Si hay algo que me dejó claro la pelea en el aeropuerto (además de que es posible deshidratarse de tanto llorar) es que ahora más que nunca quiero quedarme. Quiero seguir estando a su lado y acompañarlo en este difícil momento, sin importar qué tan tóxico, retorcido y cuesta arriba se vuelva el camino. Encontraremos la ayuda que necesita y él será feliz porque se lo merece.

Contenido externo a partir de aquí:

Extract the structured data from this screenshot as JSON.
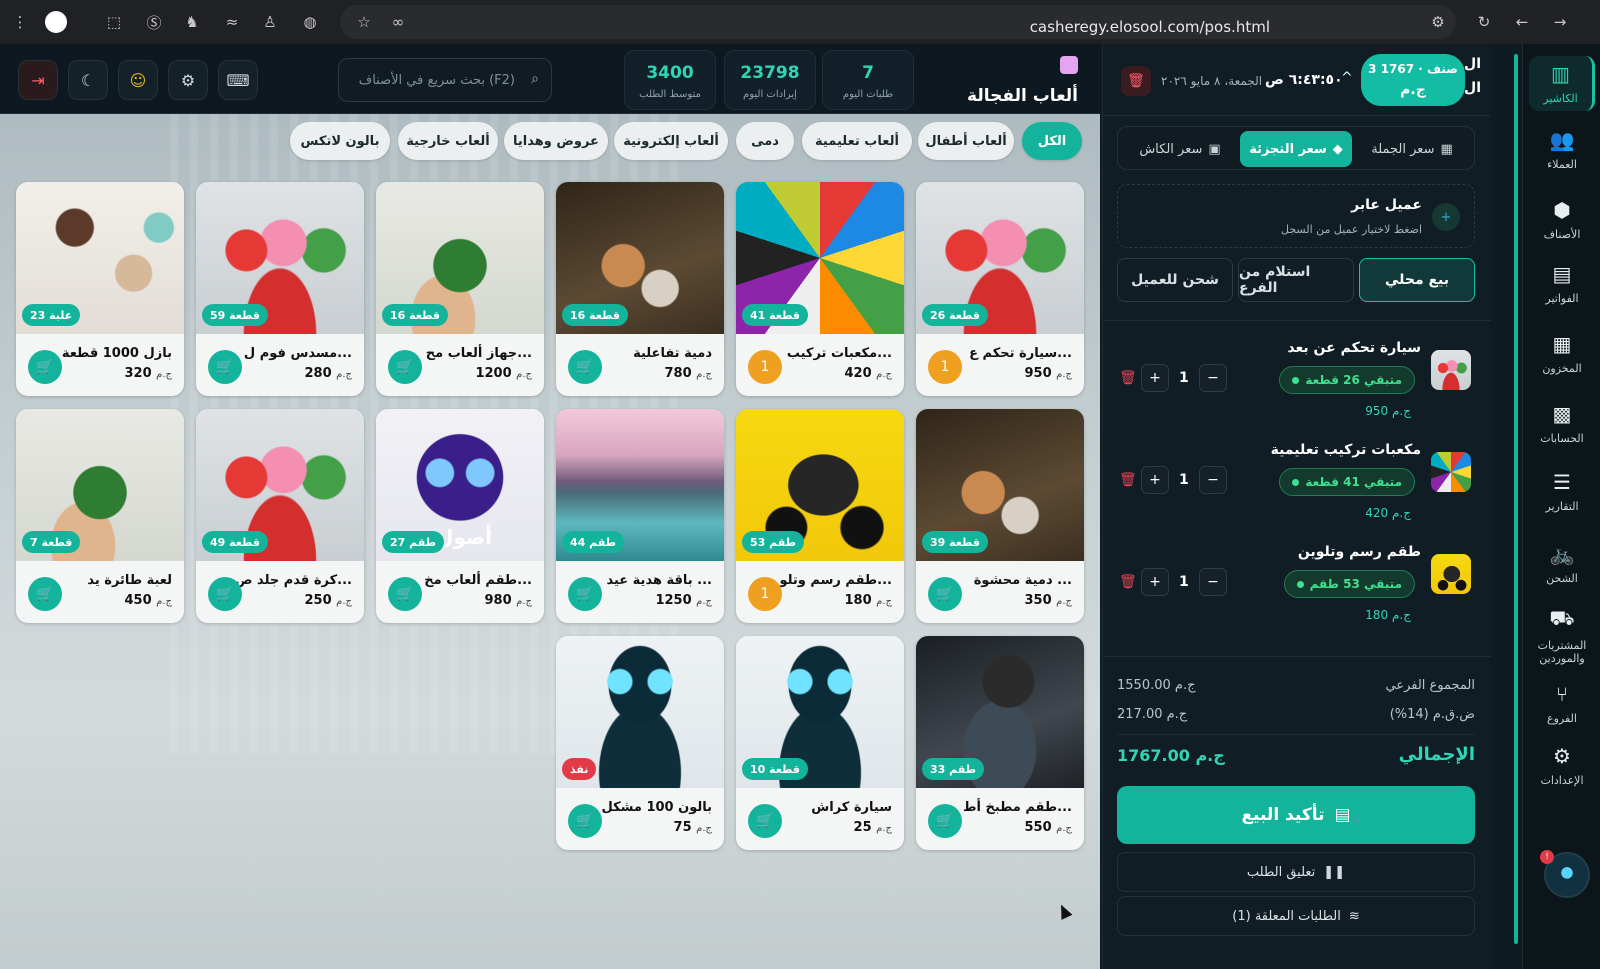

Es lo mínimo que puedo hacer después de que él apareciera en mi vida cuando temía estar solo y más necesitaba a alguien que me acompañara.

—¡¡¡Dale, hijo, dale!!! ¡No te detengas! —exclama mamá cuando paso el kilómetro treinta y cinco y ella nota el cansancio acumulado que traigo. Trato de esbozar algo similar a una sonrisa, pero no sé si se ha visto como tal.

Los últimos kilómetros se hacen cuesta arriba. Ya muy lejos quedó el disfrute, que ahora es reemplazado por una constante arenga interna que me dice que ahora más que nunca tengo que ser más fuerte que las voces que me dicen que abandone. Para este punto ya debo haber perdido varios kilos por el desgaste, y si bien me he estado hidratando en los puntos de acceso que te deja la maratón, siento que podría tomarme cinco litros de agua y todavía no serían suficientes. Mis brazos tambalean de atrás hacia adelante con un ritmo cansino, y mis piernas piden a gritos por una silla en la que sentarme.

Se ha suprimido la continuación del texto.